Location Term Level1 Credits (ECTS)2 Current Convenor3 2022 to 2023
Canterbury
Spring Term 7 20 (10) Emily Haslam checkmark-circle

Overview

This module provides a critical examination of the principles and institutions and theory and practice of international criminal law. The module introduces the aims and objectives of international criminal law and examines the establishment and operation of international criminal justice institutions, and the substantive law of international crimes. It explores key theoretical and doctrinal debates in international criminal law. In particular, it seeks to locate the work of international criminal courts and tribunals in their broader political and contextual contexts. Case studies and special topics in international criminal law, form an important part of the module.

Details

Contact hours

Total contact hours: 19
Private study hours: 181
Total study hours: 200

Availability

Canterbury: LLM in Law (specialisation in International Criminal Justice); LLM in Law (specialisation in Human Rights); LLM in Law (Specialisation in International Law): LLM in Law (Specialisation in International Law with International Relations); LLM in Law; PG Diploma (in the above specialisations) and PG Certificate in Law.

Method of assessment

Main assessment methods

The module will be assessed by 100% coursework as follows:

Essay, 5000 words (100%)

Reassessment methods

100% Coursework.

Indicative reading

• Cassese's, International Criminal Law revised by Cassese, Gaeta, et al (OUP, 2013)
• Cryer, Friman, Robinson and Wilmshurst, An Introduction to International Criminal Law and Procedure (CUP, 2014)
• De Vos, Kendall and Stahn Contested Justice: the Politics and Practice of International Criminal Court Interventions (CUP, 2015)
• Schöbel, Critical Approaches to International Law: An Introduction (Routledge, 2014)
• Simpson, Law, War and Crime (Polity Press, 2007)
• Stover, The Witness: War Crimes and the Promise of Justice in the Hague (University of Pennsylvania Press, 2005)
• Werle and Jessberger, Principles of International Criminal Law (OUP, 2014)
• Williams, Hybrid and internationalised criminal tribunals: selected jurisdictional issues (Hart, 2012)

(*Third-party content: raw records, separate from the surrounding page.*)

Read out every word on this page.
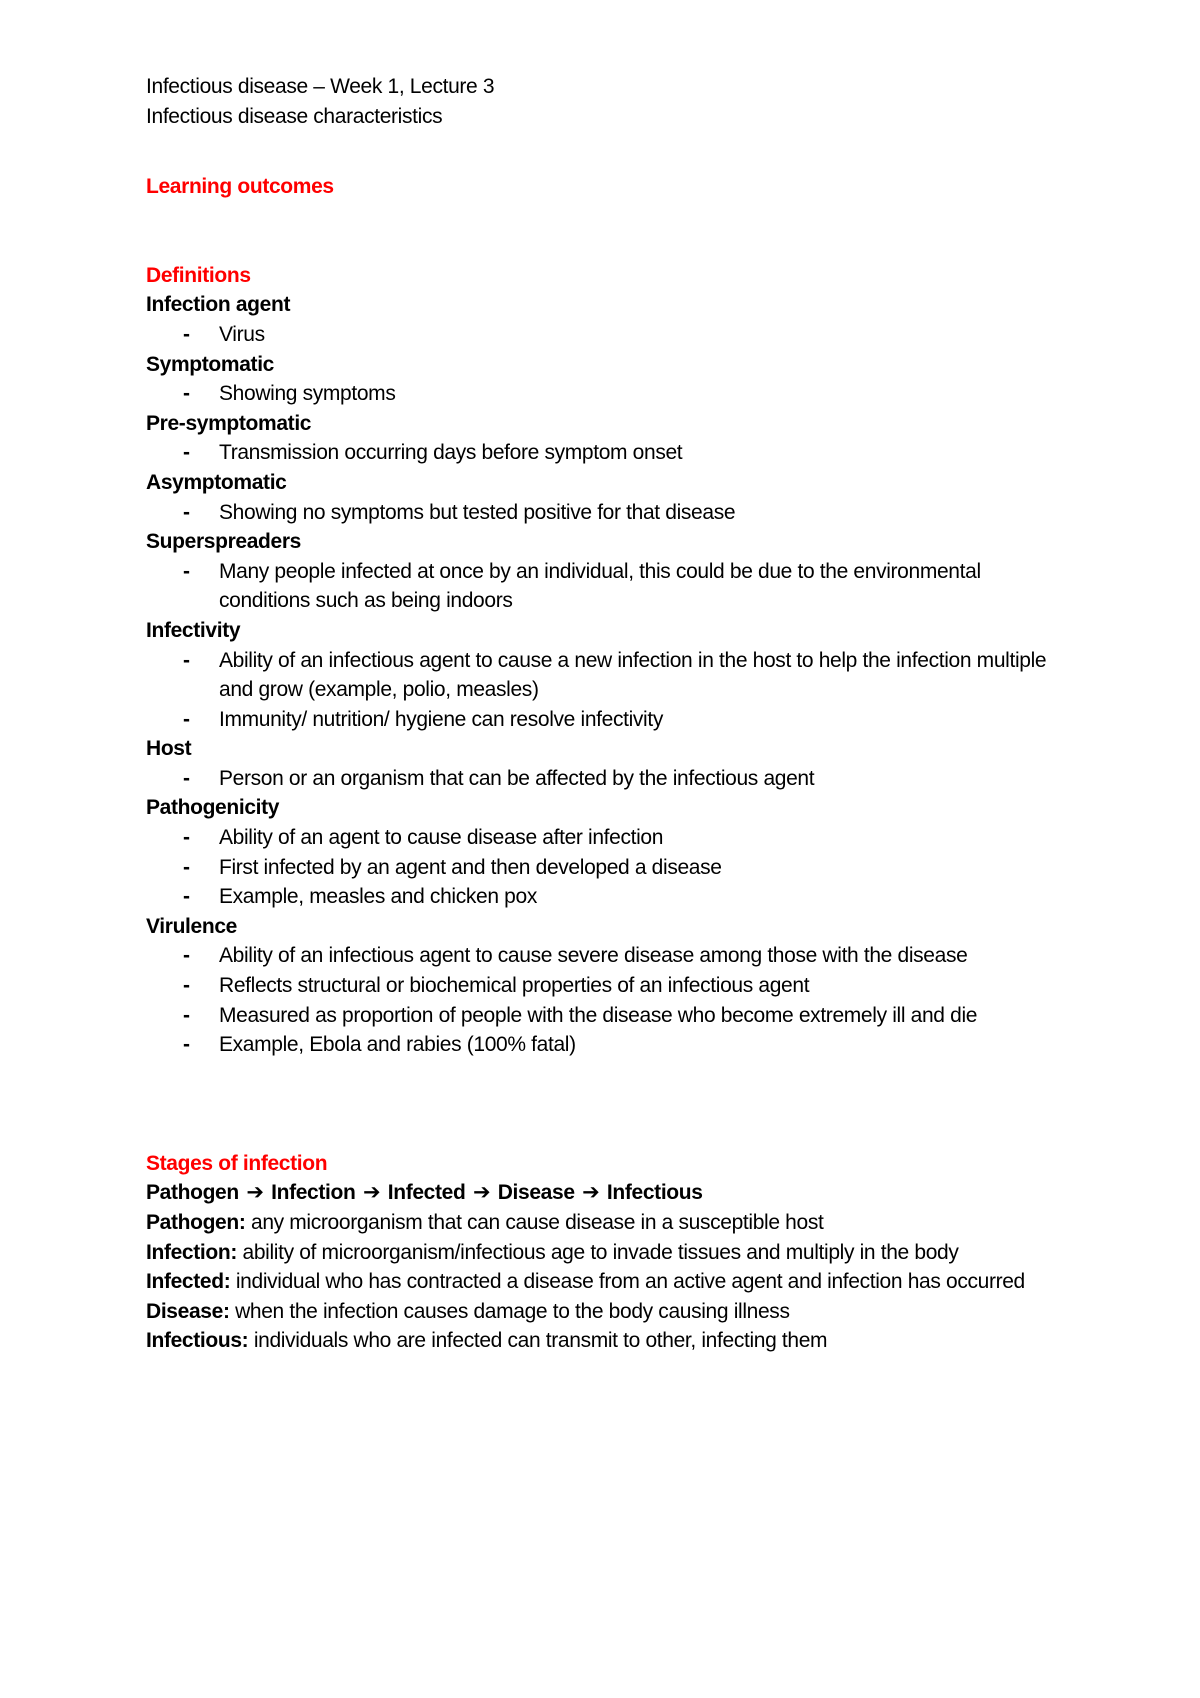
Infectious disease – Week 1, Lecture 3
Infectious disease characteristics
Learning outcomes
Definitions
Infection agent
- Virus
Symptomatic
- Showing symptoms
Pre-symptomatic
- Transmission occurring days before symptom onset
Asymptomatic
- Showing no symptoms but tested positive for that disease
Superspreaders
- Many people infected at once by an individual, this could be due to the environmental conditions such as being indoors
Infectivity
- Ability of an infectious agent to cause a new infection in the host to help the infection multiple and grow (example, polio, measles)
- Immunity/ nutrition/ hygiene can resolve infectivity
Host
- Person or an organism that can be affected by the infectious agent
Pathogenicity
- Ability of an agent to cause disease after infection
- First infected by an agent and then developed a disease
- Example, measles and chicken pox
Virulence
- Ability of an infectious agent to cause severe disease among those with the disease
- Reflects structural or biochemical properties of an infectious agent
- Measured as proportion of people with the disease who become extremely ill and die
- Example, Ebola and rabies (100% fatal)
Stages of infection
Pathogen ➔ Infection ➔ Infected ➔ Disease ➔ Infectious
Pathogen: any microorganism that can cause disease in a susceptible host
Infection: ability of microorganism/infectious age to invade tissues and multiply in the body
Infected: individual who has contracted a disease from an active agent and infection has occurred
Disease: when the infection causes damage to the body causing illness
Infectious: individuals who are infected can transmit to other, infecting them
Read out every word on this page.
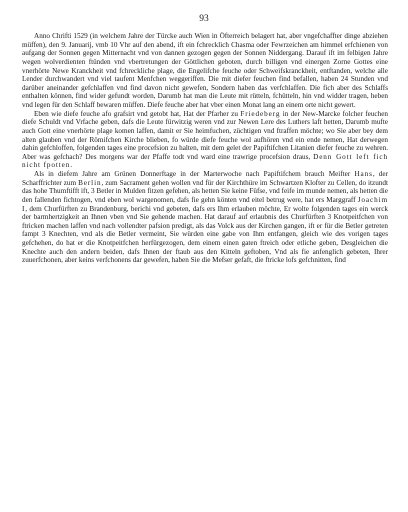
93

Anno Chrifti 1529 (in welchem Jahre der Türcke auch Wien in Öfterreich belagert hat, aber vngefchaffter dinge abziehen müffen), den 9. Januarij, vmb 10 Vhr auf den abend, ift ein fchrecklich Chasma oder Fewrzeichen am himmel erfchienen von aufgang der Sonnen gegen Mitternacht vnd von dannen gezogen gegen der Sonnen Niddergang. Darauf ift im felbigen Jahre wegen wolverdienten ftünden vnd vbertretungen der Göttlichen geboten, durch billigen vnd einergen Zorne Gottes eine vnerhörte Newe Kranckheit vnd fchreckliche plage, die Engelifche feuche oder Schweifskranckheit, entftanden, welche alle Lender durchwandert vnd viel taufent Menfchen weggeriffen. Die mit diefer feuchen find befallen, haben 24 Stunden vnd darüber aneinander gefchlaffen vnd find davon nicht gewefen, Sondern haben das verfchlaffen. Die fich aber des Schlaffs enthalten können, find wider gefundt worden, Darumb hat man die Leute mit rütteln, fchütteln, hin vnd widder tragen, heben vnd legen für den Schlaff bewaren müffen. Diefe feuche aber hat vber einen Monat lang an einem orte nicht gewert.

Eben wie diefe feuche afo grafsirt vnd getobt hat, Hat der Pfarher zu Friedeberg in der New-Marcke folcher feuchen diefe Schuldt vnd Vrfache geben, dafs die Leute fürwitzig weren vnd zur Newen Lere des Luthers laft hetten, Darumb mufte auch Gott eine vnerhörte plage komen laffen, damit er Sie heimfuchen, züchtigen vnd ftraffen möchte; wo Sie aber bey dem alten glauben vnd der Römifchen Kirche blieben, fo würde diefe feuche wol aufhören vnd ein ende nemen, Hat derwegen dahin gefchloffen, folgenden tages eine procefsion zu halten, mit dem gelet der Papiftifchen Litanien diefer feuche zu wehren. Aber was gefchach? Des morgens war der Pfaffe todt vnd ward eine trawrige procefsion draus, Denn Gott left fich nicht fpotten.

Als in diefem Jahre am Grünen Donnerftage in der Marterwoche nach Papiftifchem brauch Meifter Hans, der Scharffrichter zum Berlin, zum Sacrament gehen wollen vnd für der Kirchthüre im Schwartzen Klofter zu Cellen, do itzundt das hohe Thumftifft ift, 3 Betler in Mulden fitzen gefehen, als hetten Sie keine Füfse, vnd feife im munde nemen, als hetten die den fallenden fichtogen, vnd eben wol wargenomen, dafs fie gehn könten vnd eitel betrug were, hat ers Marggraff Joachim I, dem Churfürften zu Brandenburg, berichi vnd gebeten, dafs ers Ihm erlauben möchte, Er wolte folgenden tages ein werck der barmhertzigkeit an Ihnen vben vnd Sie gehende machen. Hat darauf auf erlaubnis des Churfürften 3 Knotpeitfchen von ftricken machen laffen vnd nach vollendter pafsion predigt, als das Volck aus der Kirchen gangen, ift er für die Betler getreten fampt 3 Knechten, vnd als die Betler vermeint, Sie würden eine gabe von Ihm entfangen, gleich wie des vorigen tages gefchehen, do hat er die Knotpeitfchen herfürgezogen, dem einem einen gaten ftreich oder etliche geben, Desgleichen die Knechte auch den andern beiden, dafs Ihnen der ftaub aus den Kitteln geftoben, Vnd als fie anfenglich gebeten, Ihrer zuuerfchonen, aber keins verfchonens dar gewefen, haben Sie die Mefser gefaft, die ftricke lofs gefchnitten, find
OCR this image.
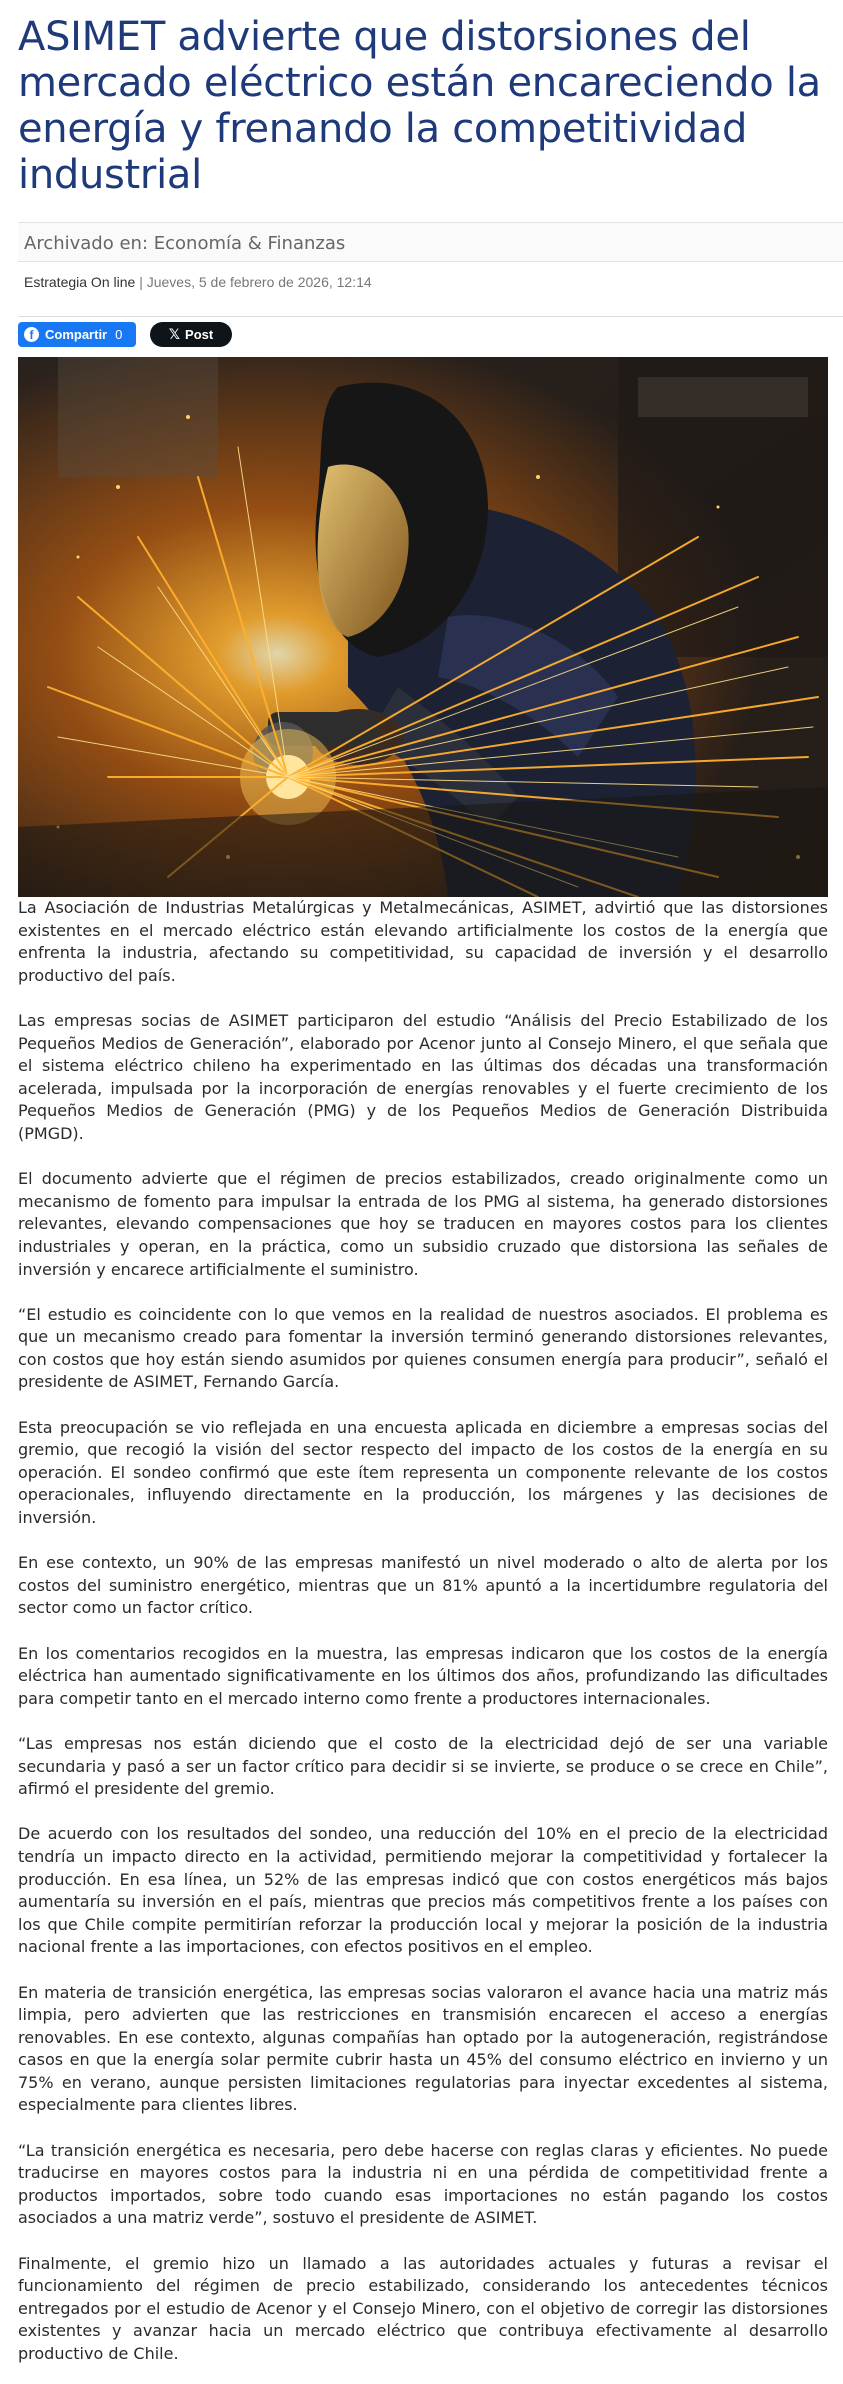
ASIMET advierte que distorsiones del mercado eléctrico están encareciendo la energía y frenando la competitividad industrial
Archivado en: Economía & Finanzas
Estrategia On line | Jueves, 5 de febrero de 2026, 12:14
f Compartir 0	𝕏 Post

La Asociación de Industrias Metalúrgicas y Metalmecánicas, ASIMET, advirtió que las distorsiones existentes en el mercado eléctrico están elevando artificialmente los costos de la energía que enfrenta la industria, afectando su competitividad, su capacidad de inversión y el desarrollo productivo del país.

Las empresas socias de ASIMET participaron del estudio “Análisis del Precio Estabilizado de los Pequeños Medios de Generación”, elaborado por Acenor junto al Consejo Minero, el que señala que el sistema eléctrico chileno ha experimentado en las últimas dos décadas una transformación acelerada, impulsada por la incorporación de energías renovables y el fuerte crecimiento de los Pequeños Medios de Generación (PMG) y de los Pequeños Medios de Generación Distribuida (PMGD).

El documento advierte que el régimen de precios estabilizados, creado originalmente como un mecanismo de fomento para impulsar la entrada de los PMG al sistema, ha generado distorsiones relevantes, elevando compensaciones que hoy se traducen en mayores costos para los clientes industriales y operan, en la práctica, como un subsidio cruzado que distorsiona las señales de inversión y encarece artificialmente el suministro.

“El estudio es coincidente con lo que vemos en la realidad de nuestros asociados. El problema es que un mecanismo creado para fomentar la inversión terminó generando distorsiones relevantes, con costos que hoy están siendo asumidos por quienes consumen energía para producir”, señaló el presidente de ASIMET, Fernando García.

Esta preocupación se vio reflejada en una encuesta aplicada en diciembre a empresas socias del gremio, que recogió la visión del sector respecto del impacto de los costos de la energía en su operación. El sondeo confirmó que este ítem representa un componente relevante de los costos operacionales, influyendo directamente en la producción, los márgenes y las decisiones de inversión.

En ese contexto, un 90% de las empresas manifestó un nivel moderado o alto de alerta por los costos del suministro energético, mientras que un 81% apuntó a la incertidumbre regulatoria del sector como un factor crítico.

En los comentarios recogidos en la muestra, las empresas indicaron que los costos de la energía eléctrica han aumentado significativamente en los últimos dos años, profundizando las dificultades para competir tanto en el mercado interno como frente a productores internacionales.

“Las empresas nos están diciendo que el costo de la electricidad dejó de ser una variable secundaria y pasó a ser un factor crítico para decidir si se invierte, se produce o se crece en Chile”, afirmó el presidente del gremio.

De acuerdo con los resultados del sondeo, una reducción del 10% en el precio de la electricidad tendría un impacto directo en la actividad, permitiendo mejorar la competitividad y fortalecer la producción. En esa línea, un 52% de las empresas indicó que con costos energéticos más bajos aumentaría su inversión en el país, mientras que precios más competitivos frente a los países con los que Chile compite permitirían reforzar la producción local y mejorar la posición de la industria nacional frente a las importaciones, con efectos positivos en el empleo.

En materia de transición energética, las empresas socias valoraron el avance hacia una matriz más limpia, pero advierten que las restricciones en transmisión encarecen el acceso a energías renovables. En ese contexto, algunas compañías han optado por la autogeneración, registrándose casos en que la energía solar permite cubrir hasta un 45% del consumo eléctrico en invierno y un 75% en verano, aunque persisten limitaciones regulatorias para inyectar excedentes al sistema, especialmente para clientes libres.

“La transición energética es necesaria, pero debe hacerse con reglas claras y eficientes. No puede traducirse en mayores costos para la industria ni en una pérdida de competitividad frente a productos importados, sobre todo cuando esas importaciones no están pagando los costos asociados a una matriz verde”, sostuvo el presidente de ASIMET.

Finalmente, el gremio hizo un llamado a las autoridades actuales y futuras a revisar el funcionamiento del régimen de precio estabilizado, considerando los antecedentes técnicos entregados por el estudio de Acenor y el Consejo Minero, con el objetivo de corregir las distorsiones existentes y avanzar hacia un mercado eléctrico que contribuya efectivamente al desarrollo productivo de Chile.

See the library reading list for this module (Canterbury)

Learning outcomes

The intended subject specific learning outcomes.
On successfully completing the module students will be able to:

1. Demonstrate a critical and systematic understanding of the main concepts, doctrines, principles and institutions of international criminal
law;
2. Critically evaluate international criminal law in the light of key contemporary theoretical and doctrinal debates;
3. Critique international criminal law and contemporary theoretical and doctrinal debate relating thereto to controversial case studies;
4. Demonstrate sophisticated independent research into international criminal law and to critically evaluate the current state of knowledge in
the field;

The intended generic learning outcomes.
On successfully completing the module students will be able to:

1. Demonstrate a critical appraisal of the functioning of law in a variety of situations taking account of their unique contexts.
2. Demonstrate comprehensive research, gathering relevant and complex information and theoretical approaches from a range of diverse
sources by electronic and other means.
3. Communicate complex academic argument regarding key points of legal controversy, synthesising this research into a well-formed
argument according to relevant academic conventions.
4. Demonstrate a systematic awareness of the limitations of present knowledge and matters needing to be resolved by further research.

Progression

Stage 1

Notes

  1. Credit level 7. Undergraduate or postgraduate masters level module.
  2. ECTS credits are recognised throughout the EU and allow you to transfer credit easily from one university to another.
  3. The named convenor is the convenor for the current academic session.